軍隊を持たない国、コスタリカに詳しい弁護士やイラクの子どもの支援活動をする人の現地の報告、戦時中に従軍慰安婦にさせられたフィリピンのロラ(おばあさんの意)の話、憲法と教育基本法についてのかかわりなどテーマは多岐にわたります。
学習会には街頭宣伝で受け取ったビラを持って訪れる人などもいて、毎回六十人ほどが参加。多いときには百五十人が集まりました。「憲法が国家の“見張り番”的役割を担っているなんて聞いて、目からうろこの落ちる思いでした。子どもたちが変な流れにのみ込まれないようにしっかりしなきゃ」(女性)「ロラたちの生の声は衝撃的でした。日本政府に怒りを感じました。良い勉強をしました。これからも素敵な集会を楽しみにしています」(六十一歳の女性)といった感想が寄せられています。

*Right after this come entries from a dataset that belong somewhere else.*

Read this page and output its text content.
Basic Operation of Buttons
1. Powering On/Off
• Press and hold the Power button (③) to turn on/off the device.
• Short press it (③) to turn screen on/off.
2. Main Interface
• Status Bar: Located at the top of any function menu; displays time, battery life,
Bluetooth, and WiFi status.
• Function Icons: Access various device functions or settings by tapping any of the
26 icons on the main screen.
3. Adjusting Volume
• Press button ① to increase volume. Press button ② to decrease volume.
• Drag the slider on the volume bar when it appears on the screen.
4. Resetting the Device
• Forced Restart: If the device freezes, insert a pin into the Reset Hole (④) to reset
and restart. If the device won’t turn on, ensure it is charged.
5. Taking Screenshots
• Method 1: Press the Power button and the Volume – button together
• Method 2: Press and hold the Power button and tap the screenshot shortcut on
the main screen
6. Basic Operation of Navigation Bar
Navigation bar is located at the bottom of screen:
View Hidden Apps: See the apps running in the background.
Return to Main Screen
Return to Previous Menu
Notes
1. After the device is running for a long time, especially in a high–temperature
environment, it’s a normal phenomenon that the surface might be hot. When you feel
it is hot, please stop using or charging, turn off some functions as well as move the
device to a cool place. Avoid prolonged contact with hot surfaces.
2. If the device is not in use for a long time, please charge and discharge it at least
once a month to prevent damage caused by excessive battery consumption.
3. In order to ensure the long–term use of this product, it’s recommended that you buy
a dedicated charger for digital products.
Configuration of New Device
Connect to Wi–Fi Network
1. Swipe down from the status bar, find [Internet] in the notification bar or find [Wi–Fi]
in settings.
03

学習会に参加してくれた人たちには感想用紙や次回のネットワークの活動の紹介を郵送し、次につながるような結びつきを大切にしています。現在は百八十人にニュースが届けられています。
ネットワークは憲法を話すきっかけになればとイタリアの平和団体「平和のテーブル」の「EU憲法に、九条の主旨を入れよ」のよびかけなど、各国の団体や個人の言葉、会議での決議を書き込んだカードとあめ玉を同封した「憲法あめ」を一個百円で普及。これまでに集会などの場所で千個以上が広がっています。
ネットワークの中心になって活動している日本共産党の元衆院議員の藤田スミさん(71)は「平和を願っていても自分でどう動いたらいいのかわからないという人たちにネットワークを知らせ、積極的に運動できるようにしていきたい」と語ります。